This paper provides a methodology that is practical and logical in its approach to provide answers involving the evaluation and development of unconventional reservoirs. Multiple sources of data are analyzed to estimate the effectively stimulated volume of reservoir for horizontal wells in the Wolfcamp formation in the Midland Basin of west Texas. Estimating this volume is critical in determining optimum spacing and stacking of horizontal wellbores in unconventional reservoirs.
Stimulated Reservoir Volume (SRV), as determined from microseismic, locates seismic events due to rock failure but does not necessarily represent the reservoir volume contributing to production. The reduced volume contributing to production is defined as the Contributing Reservoir Volume (CRV). This paper presents a workflow of using three methods - interpreted microseismic, proppant material balance, and calibrated hydraulic fracture modeling - to collectively estimate the CRV in hydraulically fractured horizontal Wolfcamp wells.
Microseismic data is interpreted both by applying a discount factor based on industry studies and by analyzing locations and concentrations of events. Then a method of proppant material balance is used to estimate the maximum propped dimensions based on the mass of sand that is placed in each cluster of perforations. Finally, a calibrated geomechanical hydraulic fracturing model is used to model the CRV of 25 wells drilled in the Wolfcamp throughout the study area.

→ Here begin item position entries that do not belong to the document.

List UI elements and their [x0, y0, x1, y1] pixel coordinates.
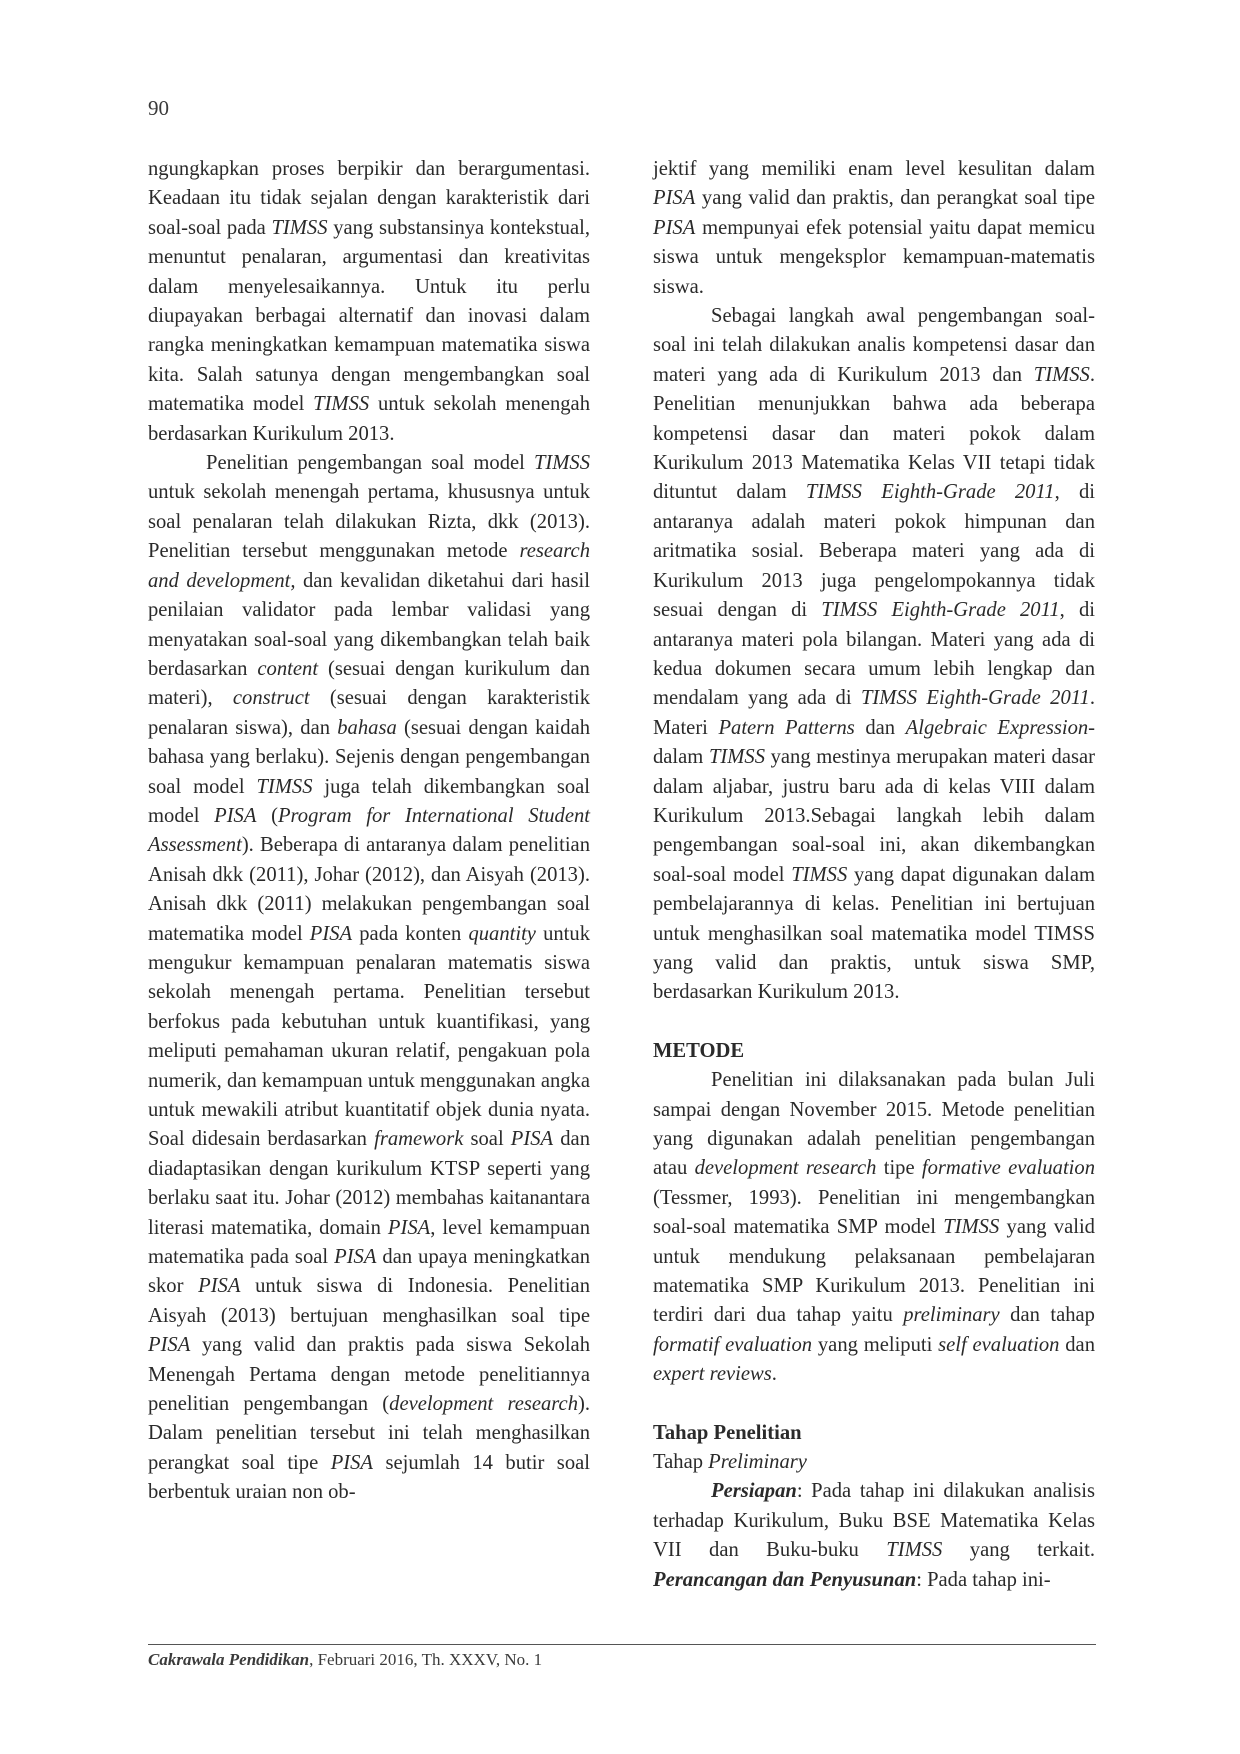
paragraph: Persiapan: Pada tahap ini dilakukan analisis terhadap Kurikulum, Buku BSE Matematika Kelas VII dan Buku-buku TIMSS yang terkait. Perancangan dan Penyusunan: Pada tahap ini- — [653, 1480, 1095, 1591]
paragraph: Penelitian ini dilaksanakan pada bulan Juli sampai dengan November 2015. Metode penelitian yang digunakan adalah penelitian pengembangan atau development research tipe formative evaluation (Tessmer, 1993). Penelitian ini mengembangkan soal-soal matematika SMP model TIMSS yang valid untuk mendukung pelaksanaan pembelajaran matematika SMP Kurikulum 2013. Penelitian ini terdiri dari dua tahap yaitu preliminary dan tahap formatif evaluation yang meliputi self evaluation dan expert reviews. — [653, 1069, 1095, 1386]
paragraph: Penelitian pengembangan soal model TIMSS untuk sekolah menengah pertama, khususnya untuk soal penalaran telah dilakukan Rizta, dkk (2013). Penelitian tersebut menggunakan metode research and development, dan kevalidan diketahui dari hasil penilaian validator pada lembar validasi yang menyatakan soal-soal yang dikembangkan telah baik berdasarkan content (sesuai dengan kurikulum dan materi), construct (sesuai dengan karakteristik penalaran siswa), dan bahasa (sesuai dengan kaidah bahasa yang berlaku). Sejenis dengan pengembangan soal model TIMSS juga telah dikembangkan soal model PISA (Program for International Student Assessment). Beberapa di antaranya dalam penelitian Anisah dkk (2011), Johar (2012), dan Aisyah (2013). Anisah dkk (2011) melakukan pengembangan soal matematika model PISA pada konten quantity untuk mengukur kemampuan penalaran matematis siswa sekolah menengah pertama. Penelitian tersebut berfokus pada kebutuhan untuk kuantifikasi, yang meliputi pemahaman ukuran relatif, pengakuan pola numerik, dan kemampuan untuk menggunakan angka untuk mewakili atribut kuantitatif objek dunia nyata. Soal didesain berdasarkan framework soal PISA dan diadaptasikan dengan kurikulum KTSP seperti yang berlaku saat itu. Johar (2012) membahas kaitanantara literasi matematika, domain PISA, level kemampuan matematika pada soal PISA dan upaya meningkatkan skor PISA untuk siswa di Indonesia. Penelitian Aisyah (2013) bertujuan menghasilkan soal tipe PISA yang valid dan praktis pada siswa Sekolah Menengah Pertama dengan metode penelitiannya penelitian pengembangan (development research). Dalam penelitian tersebut ini telah menghasilkan perangkat soal tipe PISA sejumlah 14 butir soal berbentuk uraian non ob- — [148, 452, 591, 1504]
section-heading-tahap: Tahap Penelitian — [653, 1421, 802, 1444]
journal-name: Cakrawala Pendidikan — [148, 1650, 310, 1669]
paragraph: jektif yang memiliki enam level kesulitan dalam PISA yang valid dan praktis, dan perangkat soal tipe PISA mempunyai efek potensial yaitu dapat memicu siswa untuk mengeksplor kemampuan-matematis siswa. — [653, 158, 1095, 298]
footer — [148, 1650, 542, 1670]
page-number: 90 — [148, 96, 169, 120]
section-heading-metode: METODE — [653, 1039, 745, 1062]
left-column — [148, 155, 590, 1508]
subheading-preliminary: Tahap Preliminary — [653, 1451, 807, 1474]
paragraph: ngungkapkan proses berpikir dan berargumentasi. Keadaan itu tidak sejalan dengan karakteristik dari soal-soal pada TIMSS yang substansinya kontekstual, menuntut penalaran, argumentasi dan kreativitas dalam menyelesaikannya. Untuk itu perlu diupayakan berbagai alternatif dan inovasi dalam rangka meningkatkan kemampuan matematika siswa kita. Salah satunya dengan mengembangkan soal matematika model TIMSS untuk sekolah menengah berdasarkan Kurikulum 2013. — [148, 158, 590, 445]
footer-divider — [148, 1644, 1096, 1645]
issue-info: , Februari 2016, Th. XXXV, No. 1 — [309, 1650, 543, 1669]
right-column — [653, 155, 1095, 1595]
paragraph: Sebagai langkah awal pengembangan soal-soal ini telah dilakukan analis kompetensi dasar dan materi yang ada di Kurikulum 2013 dan TIMSS. Penelitian menunjukkan bahwa ada beberapa kompetensi dasar dan materi pokok dalam Kurikulum 2013 Matematika Kelas VII tetapi tidak dituntut dalam TIMSS Eighth-Grade 2011, di antaranya adalah materi pokok himpunan dan aritmatika sosial. Beberapa materi yang ada di Kurikulum 2013 juga pengelompokannya tidak sesuai dengan di TIMSS Eighth-Grade 2011, di antaranya materi pola bilangan. Materi yang ada di kedua dokumen secara umum lebih lengkap dan mendalam yang ada di TIMSS Eighth-Grade 2011. Materi Patern Patterns dan Algebraic Expression-dalam TIMSS yang mestinya merupakan materi dasar dalam aljabar, justru baru ada di kelas VIII dalam Kurikulum 2013.Sebagai langkah lebih dalam pengembangan soal-soal ini, akan dikembangkan soal-soal model TIMSS yang dapat digunakan dalam pembelajarannya di kelas. Penelitian ini bertujuan untuk menghasilkan soal matematika model TIMSS yang valid dan praktis, untuk siswa SMP, berdasarkan Kurikulum 2013. — [653, 305, 1096, 1004]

The Wolfcamp formation of the southern Midland Basin has been a popular target for vertical well production for many years (Fig. 1). The Wolfcamp is organically rich and well within the maturity window for oil. It is 1,500 to 2,500 ft thick throughout the heart of the basin and is broken down into four main subsections, labeled A, B, C, and D from top to bottom (see Fig. 2). Recently, horizontal wells in the Wolfcamp have been shown by multiple operators to have significant economic profitability in many areas of the Midland Basin.